Fabrice Silva silva at lma.cnrs-mrs.fr
Mon Jul 6 10:53:42 EDT 2009


Le lundi 06 juillet 2009 à 08:16 -0600, Charles R Harris a écrit :

> Double precision breaks down at about degree 25  if things are well
> scaled, so that is suspicious in itself. Also, the companion matrix
> isn't Hermitean so that property of the roots isn't preserved by the
> algorithm. If it were Hermitian then eigh would be used instead of
> eig. That said, there are other ways of computing polynomial roots
> that might preserve the Hermitean property, but I don't know that that
> would solve your problem. 

I think there is a misunderstanding: I was referring to the fact the
solution had to be real or complex conjugate, and not that the companion
matrix would be a hermitian matrix (which it isn't due to its
construction). 
Something I forgot to tell is that the roots are complex
eigenfrequencies of a physical system, the real and imaginary parts
expressing the damping and the frequency, respectively. If a positive
frequency is solution then the opposite negative is solution too but
with the «same-signed» damping.



> The problem is floating point round off error in representing the
> coefficients. Even if you know the coefficients exactly they can't
> generally be represented exactly in double precision. Any
> computational roundoff error just adds to that. If the coefficients
> were all integers I would have more confidence in the no error claim.
> 
> Where do the coefficients come from? Perhaps there are options there.

Here is the construction:
the coefficients are obtained from a modal analysis of a subsystem of a
bigger system. A quantity called impedance depending of a variable X is
the result of the combination of several terms:
Z(X) = C1/(X-X1)+C1*/(X-X1*)+...+CN/(X-XN)+CN*/(X-XN*)
where * denotes the complex conjugate.
I have to get the solutions X of an equation Ze(X)=N(X)/D(X) with N and
D are very-low order polynomial (orders 1 and 2).

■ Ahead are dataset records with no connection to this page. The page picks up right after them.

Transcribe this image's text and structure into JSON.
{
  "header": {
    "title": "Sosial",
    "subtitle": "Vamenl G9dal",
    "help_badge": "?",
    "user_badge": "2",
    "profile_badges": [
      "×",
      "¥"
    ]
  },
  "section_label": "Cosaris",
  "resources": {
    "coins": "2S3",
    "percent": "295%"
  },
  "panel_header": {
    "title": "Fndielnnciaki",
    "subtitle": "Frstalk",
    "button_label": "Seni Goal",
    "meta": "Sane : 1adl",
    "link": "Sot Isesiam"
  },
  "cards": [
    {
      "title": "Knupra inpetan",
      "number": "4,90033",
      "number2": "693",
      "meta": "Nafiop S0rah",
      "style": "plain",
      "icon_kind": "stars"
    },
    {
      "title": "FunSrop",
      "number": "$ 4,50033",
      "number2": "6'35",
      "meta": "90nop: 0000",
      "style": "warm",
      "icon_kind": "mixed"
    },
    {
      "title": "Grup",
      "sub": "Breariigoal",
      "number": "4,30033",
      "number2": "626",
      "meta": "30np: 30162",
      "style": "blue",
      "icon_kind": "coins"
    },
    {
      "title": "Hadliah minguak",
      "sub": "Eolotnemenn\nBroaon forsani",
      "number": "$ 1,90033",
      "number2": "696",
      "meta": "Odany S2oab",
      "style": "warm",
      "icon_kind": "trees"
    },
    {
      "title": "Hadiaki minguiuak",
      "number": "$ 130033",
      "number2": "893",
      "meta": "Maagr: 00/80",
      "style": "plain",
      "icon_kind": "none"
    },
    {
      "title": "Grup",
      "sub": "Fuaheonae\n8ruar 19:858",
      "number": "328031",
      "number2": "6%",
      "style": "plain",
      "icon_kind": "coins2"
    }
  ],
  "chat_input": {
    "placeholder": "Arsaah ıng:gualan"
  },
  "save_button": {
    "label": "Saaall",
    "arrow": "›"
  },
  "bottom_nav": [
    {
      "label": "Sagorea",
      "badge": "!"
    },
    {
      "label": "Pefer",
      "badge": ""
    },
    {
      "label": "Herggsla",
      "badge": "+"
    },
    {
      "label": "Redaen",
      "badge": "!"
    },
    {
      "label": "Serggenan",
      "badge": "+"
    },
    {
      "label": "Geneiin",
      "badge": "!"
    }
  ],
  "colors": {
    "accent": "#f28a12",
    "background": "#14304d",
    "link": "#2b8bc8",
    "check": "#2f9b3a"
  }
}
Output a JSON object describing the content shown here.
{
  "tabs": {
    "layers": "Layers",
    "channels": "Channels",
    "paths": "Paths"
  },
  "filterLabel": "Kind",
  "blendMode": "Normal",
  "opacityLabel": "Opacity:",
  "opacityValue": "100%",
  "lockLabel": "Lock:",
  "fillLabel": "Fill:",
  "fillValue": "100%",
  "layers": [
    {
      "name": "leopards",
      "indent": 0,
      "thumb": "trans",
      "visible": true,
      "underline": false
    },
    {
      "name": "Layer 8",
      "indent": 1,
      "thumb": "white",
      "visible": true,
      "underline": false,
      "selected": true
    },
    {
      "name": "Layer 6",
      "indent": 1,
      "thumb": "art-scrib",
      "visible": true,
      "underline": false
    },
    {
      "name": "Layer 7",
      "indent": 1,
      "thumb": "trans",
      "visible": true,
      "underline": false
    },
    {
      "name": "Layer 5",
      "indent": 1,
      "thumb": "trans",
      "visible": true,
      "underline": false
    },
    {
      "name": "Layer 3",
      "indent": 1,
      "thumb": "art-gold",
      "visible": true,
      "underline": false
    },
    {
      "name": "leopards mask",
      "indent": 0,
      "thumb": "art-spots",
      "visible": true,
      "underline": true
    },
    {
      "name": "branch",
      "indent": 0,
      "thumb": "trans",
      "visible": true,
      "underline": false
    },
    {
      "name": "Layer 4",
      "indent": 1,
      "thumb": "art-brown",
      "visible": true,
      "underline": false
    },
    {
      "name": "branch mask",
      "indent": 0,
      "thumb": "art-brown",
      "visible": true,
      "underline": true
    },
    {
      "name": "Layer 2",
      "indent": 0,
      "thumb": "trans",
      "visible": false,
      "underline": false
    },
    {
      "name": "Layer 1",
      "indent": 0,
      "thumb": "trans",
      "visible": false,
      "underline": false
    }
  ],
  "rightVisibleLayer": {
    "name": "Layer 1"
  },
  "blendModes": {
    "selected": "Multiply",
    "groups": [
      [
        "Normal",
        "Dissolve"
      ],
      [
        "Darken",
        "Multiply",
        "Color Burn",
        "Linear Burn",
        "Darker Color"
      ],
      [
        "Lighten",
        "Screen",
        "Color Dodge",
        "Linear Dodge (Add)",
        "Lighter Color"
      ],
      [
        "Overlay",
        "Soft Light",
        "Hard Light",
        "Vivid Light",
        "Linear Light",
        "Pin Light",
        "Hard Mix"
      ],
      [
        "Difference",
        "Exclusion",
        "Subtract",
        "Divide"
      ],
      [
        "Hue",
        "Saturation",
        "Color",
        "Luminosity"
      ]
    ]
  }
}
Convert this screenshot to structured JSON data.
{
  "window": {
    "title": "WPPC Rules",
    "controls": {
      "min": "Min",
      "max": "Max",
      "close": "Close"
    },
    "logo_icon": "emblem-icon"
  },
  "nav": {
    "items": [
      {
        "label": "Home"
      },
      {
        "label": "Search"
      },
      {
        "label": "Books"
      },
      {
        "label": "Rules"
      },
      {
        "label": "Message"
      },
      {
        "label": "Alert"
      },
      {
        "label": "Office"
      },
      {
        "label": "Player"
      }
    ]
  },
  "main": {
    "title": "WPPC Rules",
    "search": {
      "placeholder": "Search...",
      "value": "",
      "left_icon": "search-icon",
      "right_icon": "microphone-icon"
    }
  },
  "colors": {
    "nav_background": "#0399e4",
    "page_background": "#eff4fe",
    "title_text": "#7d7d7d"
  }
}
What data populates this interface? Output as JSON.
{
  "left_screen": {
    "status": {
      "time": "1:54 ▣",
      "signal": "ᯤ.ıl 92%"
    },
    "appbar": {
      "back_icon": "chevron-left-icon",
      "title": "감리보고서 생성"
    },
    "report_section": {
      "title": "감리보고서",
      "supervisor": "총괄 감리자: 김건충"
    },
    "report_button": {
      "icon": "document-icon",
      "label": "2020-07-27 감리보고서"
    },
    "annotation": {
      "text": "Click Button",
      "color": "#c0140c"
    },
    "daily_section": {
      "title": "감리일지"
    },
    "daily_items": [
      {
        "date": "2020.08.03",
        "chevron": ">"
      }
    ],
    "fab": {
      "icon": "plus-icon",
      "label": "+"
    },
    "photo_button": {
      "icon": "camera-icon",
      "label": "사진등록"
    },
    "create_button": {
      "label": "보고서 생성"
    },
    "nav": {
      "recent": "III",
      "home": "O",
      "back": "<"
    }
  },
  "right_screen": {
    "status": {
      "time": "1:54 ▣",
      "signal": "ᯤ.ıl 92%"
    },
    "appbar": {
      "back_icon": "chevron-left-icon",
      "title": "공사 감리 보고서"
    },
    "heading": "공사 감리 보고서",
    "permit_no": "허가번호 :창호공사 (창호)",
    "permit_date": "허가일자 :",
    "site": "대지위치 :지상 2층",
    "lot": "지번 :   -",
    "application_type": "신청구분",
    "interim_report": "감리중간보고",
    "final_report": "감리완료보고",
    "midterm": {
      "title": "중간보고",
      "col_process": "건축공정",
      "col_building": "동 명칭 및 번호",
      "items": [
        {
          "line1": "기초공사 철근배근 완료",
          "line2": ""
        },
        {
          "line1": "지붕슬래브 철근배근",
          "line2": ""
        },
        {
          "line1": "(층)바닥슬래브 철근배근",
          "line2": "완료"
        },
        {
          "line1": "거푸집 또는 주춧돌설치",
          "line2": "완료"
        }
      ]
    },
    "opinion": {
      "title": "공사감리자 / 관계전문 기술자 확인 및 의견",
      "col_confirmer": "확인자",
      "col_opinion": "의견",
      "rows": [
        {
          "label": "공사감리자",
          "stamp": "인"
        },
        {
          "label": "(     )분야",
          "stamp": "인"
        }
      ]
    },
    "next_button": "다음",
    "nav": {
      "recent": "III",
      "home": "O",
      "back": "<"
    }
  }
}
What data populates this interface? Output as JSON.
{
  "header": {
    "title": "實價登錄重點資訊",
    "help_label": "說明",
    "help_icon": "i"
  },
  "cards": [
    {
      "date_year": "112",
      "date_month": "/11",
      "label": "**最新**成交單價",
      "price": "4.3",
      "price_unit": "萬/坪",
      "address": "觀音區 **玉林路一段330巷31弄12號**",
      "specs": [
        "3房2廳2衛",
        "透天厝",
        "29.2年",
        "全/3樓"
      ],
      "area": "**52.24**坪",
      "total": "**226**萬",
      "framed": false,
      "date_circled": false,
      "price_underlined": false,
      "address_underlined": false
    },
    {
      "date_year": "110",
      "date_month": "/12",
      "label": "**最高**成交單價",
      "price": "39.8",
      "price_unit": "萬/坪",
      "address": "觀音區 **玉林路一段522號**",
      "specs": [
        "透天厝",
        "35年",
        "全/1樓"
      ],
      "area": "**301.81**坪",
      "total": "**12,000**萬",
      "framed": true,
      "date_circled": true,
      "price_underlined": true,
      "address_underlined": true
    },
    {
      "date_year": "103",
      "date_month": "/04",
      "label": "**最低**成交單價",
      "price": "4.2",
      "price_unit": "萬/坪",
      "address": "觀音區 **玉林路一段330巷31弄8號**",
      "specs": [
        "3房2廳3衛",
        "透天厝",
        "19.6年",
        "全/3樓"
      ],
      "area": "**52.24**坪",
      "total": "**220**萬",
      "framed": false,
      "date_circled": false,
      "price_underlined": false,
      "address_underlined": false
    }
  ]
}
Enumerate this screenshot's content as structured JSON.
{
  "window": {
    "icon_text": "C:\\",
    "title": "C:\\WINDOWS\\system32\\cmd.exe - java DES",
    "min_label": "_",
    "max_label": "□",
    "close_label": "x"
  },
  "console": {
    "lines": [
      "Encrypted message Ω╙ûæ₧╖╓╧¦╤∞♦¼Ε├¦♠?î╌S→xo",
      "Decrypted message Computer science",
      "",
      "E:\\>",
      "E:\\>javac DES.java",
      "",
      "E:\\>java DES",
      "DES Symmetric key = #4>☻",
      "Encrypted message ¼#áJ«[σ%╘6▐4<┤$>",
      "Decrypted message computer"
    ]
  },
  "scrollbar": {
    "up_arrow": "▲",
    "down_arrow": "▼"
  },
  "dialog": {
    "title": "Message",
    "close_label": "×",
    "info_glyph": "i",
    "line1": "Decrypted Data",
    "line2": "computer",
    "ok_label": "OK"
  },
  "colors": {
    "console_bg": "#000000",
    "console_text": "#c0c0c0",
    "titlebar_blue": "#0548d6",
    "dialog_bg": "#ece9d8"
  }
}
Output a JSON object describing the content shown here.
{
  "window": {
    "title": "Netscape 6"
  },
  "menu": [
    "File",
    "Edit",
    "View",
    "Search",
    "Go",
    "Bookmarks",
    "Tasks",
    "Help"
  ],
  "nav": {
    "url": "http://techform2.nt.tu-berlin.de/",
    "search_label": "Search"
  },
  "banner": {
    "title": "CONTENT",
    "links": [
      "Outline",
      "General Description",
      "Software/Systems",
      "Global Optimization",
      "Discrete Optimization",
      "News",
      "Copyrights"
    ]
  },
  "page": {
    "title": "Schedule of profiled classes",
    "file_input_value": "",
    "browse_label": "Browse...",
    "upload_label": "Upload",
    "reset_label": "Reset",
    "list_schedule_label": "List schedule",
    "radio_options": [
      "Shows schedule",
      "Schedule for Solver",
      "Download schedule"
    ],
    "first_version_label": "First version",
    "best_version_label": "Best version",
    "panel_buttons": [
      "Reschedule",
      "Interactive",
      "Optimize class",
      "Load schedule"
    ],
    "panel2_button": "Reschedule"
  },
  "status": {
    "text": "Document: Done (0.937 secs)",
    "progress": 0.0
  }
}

An alternative of
using iterative root finding (for example with scipy.optimize.fsolve) is
to expand the equation as a polynomial of order close to 2N.
I do understand this approach might seem non-obvious but it is rather
efficient for a low value of N (<10)...
-- 
Fabrice Silva
Laboratory of Mechanics and Acoustics - CNRS
31 chemin Joseph Aiguier, 13402 Marseille, France.